Unlike residential real estate, commercial real estate’s value is based on the income it produces during the investors holding period. Based on the information below, use the NPV formula to determine if this is a good investment for Henri and Lila.
Scenario: Henri (66) and Lila (58) are looking to purchase the 3Forks restaurant.
They have a current combined income of $2.5 million per year from their current two small retail businesses (there is no outstanding debt on either business) which they bought in 1967 in Austin, Texas which they plan to keep. The price for the current 3Forks property in Tennessee is $2.2 million for the 8,000 square foot property built in 1968.
The property produces $154,000 each year in Net Operating Income (NOI) that is expected to increase by 3% each year over the next 5 years.

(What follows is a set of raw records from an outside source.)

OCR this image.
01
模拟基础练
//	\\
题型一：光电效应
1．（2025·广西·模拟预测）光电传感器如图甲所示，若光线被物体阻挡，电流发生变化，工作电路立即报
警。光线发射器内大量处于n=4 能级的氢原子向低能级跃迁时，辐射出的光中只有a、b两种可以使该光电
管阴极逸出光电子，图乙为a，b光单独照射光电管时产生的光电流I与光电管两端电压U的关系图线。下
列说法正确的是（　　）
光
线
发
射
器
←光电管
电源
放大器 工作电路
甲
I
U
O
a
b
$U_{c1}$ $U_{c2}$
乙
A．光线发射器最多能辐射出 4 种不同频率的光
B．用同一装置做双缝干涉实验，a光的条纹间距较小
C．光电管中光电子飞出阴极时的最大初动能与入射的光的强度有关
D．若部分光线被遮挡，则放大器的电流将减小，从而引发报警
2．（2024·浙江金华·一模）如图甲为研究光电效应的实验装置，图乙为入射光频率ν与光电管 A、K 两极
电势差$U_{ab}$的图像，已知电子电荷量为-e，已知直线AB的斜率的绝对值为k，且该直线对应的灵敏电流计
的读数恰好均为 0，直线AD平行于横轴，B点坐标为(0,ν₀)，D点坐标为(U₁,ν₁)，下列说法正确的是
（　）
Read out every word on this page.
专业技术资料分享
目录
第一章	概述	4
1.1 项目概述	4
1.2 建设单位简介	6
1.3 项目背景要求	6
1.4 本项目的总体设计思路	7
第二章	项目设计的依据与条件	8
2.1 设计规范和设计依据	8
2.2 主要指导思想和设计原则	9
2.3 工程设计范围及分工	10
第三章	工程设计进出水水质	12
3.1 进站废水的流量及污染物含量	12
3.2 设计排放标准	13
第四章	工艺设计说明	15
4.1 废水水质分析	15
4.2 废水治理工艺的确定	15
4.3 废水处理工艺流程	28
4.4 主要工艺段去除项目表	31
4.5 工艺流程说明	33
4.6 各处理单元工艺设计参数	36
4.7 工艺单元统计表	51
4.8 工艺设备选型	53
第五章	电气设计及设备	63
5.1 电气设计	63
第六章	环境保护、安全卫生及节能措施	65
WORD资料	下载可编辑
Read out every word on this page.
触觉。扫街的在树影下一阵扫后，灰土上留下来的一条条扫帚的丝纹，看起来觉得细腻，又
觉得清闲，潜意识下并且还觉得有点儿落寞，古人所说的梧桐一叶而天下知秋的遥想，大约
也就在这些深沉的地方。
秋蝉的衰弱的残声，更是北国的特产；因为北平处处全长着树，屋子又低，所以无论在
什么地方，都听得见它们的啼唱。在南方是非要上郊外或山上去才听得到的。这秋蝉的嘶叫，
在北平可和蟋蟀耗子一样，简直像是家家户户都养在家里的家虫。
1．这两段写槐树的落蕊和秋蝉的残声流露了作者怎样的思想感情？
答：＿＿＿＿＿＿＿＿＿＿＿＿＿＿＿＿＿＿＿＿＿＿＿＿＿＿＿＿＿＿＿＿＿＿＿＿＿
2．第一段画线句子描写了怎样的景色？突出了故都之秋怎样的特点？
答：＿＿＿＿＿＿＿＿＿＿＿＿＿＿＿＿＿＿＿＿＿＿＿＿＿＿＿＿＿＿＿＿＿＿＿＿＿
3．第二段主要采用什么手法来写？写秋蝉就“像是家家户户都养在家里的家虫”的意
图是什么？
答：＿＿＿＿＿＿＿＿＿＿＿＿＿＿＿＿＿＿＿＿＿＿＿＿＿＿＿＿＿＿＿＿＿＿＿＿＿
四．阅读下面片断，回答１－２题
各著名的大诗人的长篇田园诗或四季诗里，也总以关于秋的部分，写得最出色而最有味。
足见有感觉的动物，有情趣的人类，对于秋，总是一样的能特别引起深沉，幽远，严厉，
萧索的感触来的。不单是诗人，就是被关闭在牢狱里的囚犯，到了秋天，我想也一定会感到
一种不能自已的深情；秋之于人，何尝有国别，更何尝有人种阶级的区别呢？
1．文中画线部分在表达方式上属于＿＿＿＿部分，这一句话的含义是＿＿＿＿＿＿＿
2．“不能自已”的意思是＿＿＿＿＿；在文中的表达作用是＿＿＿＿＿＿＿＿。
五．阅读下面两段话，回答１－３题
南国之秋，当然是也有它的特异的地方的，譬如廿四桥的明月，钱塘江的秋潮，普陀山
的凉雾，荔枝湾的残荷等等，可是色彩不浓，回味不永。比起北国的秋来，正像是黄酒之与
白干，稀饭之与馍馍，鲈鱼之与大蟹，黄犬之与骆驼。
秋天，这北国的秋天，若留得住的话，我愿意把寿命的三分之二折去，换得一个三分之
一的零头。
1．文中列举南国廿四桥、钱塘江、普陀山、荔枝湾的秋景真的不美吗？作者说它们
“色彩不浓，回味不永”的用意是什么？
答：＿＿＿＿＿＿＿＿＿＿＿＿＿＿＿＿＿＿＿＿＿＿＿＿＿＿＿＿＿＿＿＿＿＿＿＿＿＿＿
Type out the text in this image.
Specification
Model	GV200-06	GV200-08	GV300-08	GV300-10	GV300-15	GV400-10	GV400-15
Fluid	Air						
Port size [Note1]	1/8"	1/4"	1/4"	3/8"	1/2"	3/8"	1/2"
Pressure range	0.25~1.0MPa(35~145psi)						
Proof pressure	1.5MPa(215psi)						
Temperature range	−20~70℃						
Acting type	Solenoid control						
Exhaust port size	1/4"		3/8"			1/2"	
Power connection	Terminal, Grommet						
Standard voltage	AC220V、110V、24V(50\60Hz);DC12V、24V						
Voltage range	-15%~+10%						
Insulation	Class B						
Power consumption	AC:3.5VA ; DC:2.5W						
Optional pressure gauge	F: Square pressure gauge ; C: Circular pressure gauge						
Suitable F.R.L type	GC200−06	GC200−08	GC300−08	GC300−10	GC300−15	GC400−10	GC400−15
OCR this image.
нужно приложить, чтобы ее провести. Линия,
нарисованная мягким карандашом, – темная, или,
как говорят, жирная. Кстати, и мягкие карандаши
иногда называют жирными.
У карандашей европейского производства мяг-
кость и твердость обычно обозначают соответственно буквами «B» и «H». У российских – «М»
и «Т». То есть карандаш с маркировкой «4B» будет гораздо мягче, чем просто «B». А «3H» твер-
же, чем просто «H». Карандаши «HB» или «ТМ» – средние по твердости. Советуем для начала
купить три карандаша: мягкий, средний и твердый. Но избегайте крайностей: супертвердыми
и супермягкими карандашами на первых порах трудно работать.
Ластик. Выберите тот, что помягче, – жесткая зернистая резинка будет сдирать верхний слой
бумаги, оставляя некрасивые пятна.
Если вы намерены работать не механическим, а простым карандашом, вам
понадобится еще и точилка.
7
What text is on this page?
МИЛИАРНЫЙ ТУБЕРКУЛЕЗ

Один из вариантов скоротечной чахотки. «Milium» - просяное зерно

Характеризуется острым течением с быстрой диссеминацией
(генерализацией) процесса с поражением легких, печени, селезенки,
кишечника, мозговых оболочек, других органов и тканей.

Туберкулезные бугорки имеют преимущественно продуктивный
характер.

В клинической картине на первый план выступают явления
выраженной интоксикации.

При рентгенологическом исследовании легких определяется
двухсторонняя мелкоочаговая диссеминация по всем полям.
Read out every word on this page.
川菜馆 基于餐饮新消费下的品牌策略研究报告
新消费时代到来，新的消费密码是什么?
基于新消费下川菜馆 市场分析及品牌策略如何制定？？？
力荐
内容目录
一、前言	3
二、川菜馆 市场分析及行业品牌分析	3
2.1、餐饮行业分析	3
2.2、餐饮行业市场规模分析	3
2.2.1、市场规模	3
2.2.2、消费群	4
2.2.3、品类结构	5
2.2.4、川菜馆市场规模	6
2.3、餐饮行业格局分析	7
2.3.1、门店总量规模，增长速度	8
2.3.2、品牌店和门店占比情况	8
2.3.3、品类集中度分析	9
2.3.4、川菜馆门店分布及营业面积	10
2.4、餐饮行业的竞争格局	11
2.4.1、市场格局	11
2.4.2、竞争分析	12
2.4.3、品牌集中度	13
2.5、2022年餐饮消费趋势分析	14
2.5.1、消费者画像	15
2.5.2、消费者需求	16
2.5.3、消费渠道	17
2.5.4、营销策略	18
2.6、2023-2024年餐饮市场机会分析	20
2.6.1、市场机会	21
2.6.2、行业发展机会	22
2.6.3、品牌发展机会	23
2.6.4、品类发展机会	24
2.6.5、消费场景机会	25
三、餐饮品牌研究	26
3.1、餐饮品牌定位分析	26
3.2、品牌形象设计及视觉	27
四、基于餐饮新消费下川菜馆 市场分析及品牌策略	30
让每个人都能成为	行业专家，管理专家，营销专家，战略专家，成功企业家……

The bank will make a loan for the restaurant at 60% LTV for 25 years, fully amortized, at 5%. The bank also requires a 1.5% debt service coverage for this type of loan. At the end of the 5-year NPV analysis, the value of the property will be based on the NOI at that time and the same CAP rate as the purchase price. For your NPV formula, the discount rate is the 5% interest rate.
- Based on the information above, provide the capitalization rate (or yield) required by the seller for the purchase of the restaurant.
- Using NPV, explain if this a good deal for the buyer.
- Explain and support your choice from your response to bulleted checklist item #2, showing the calculations used.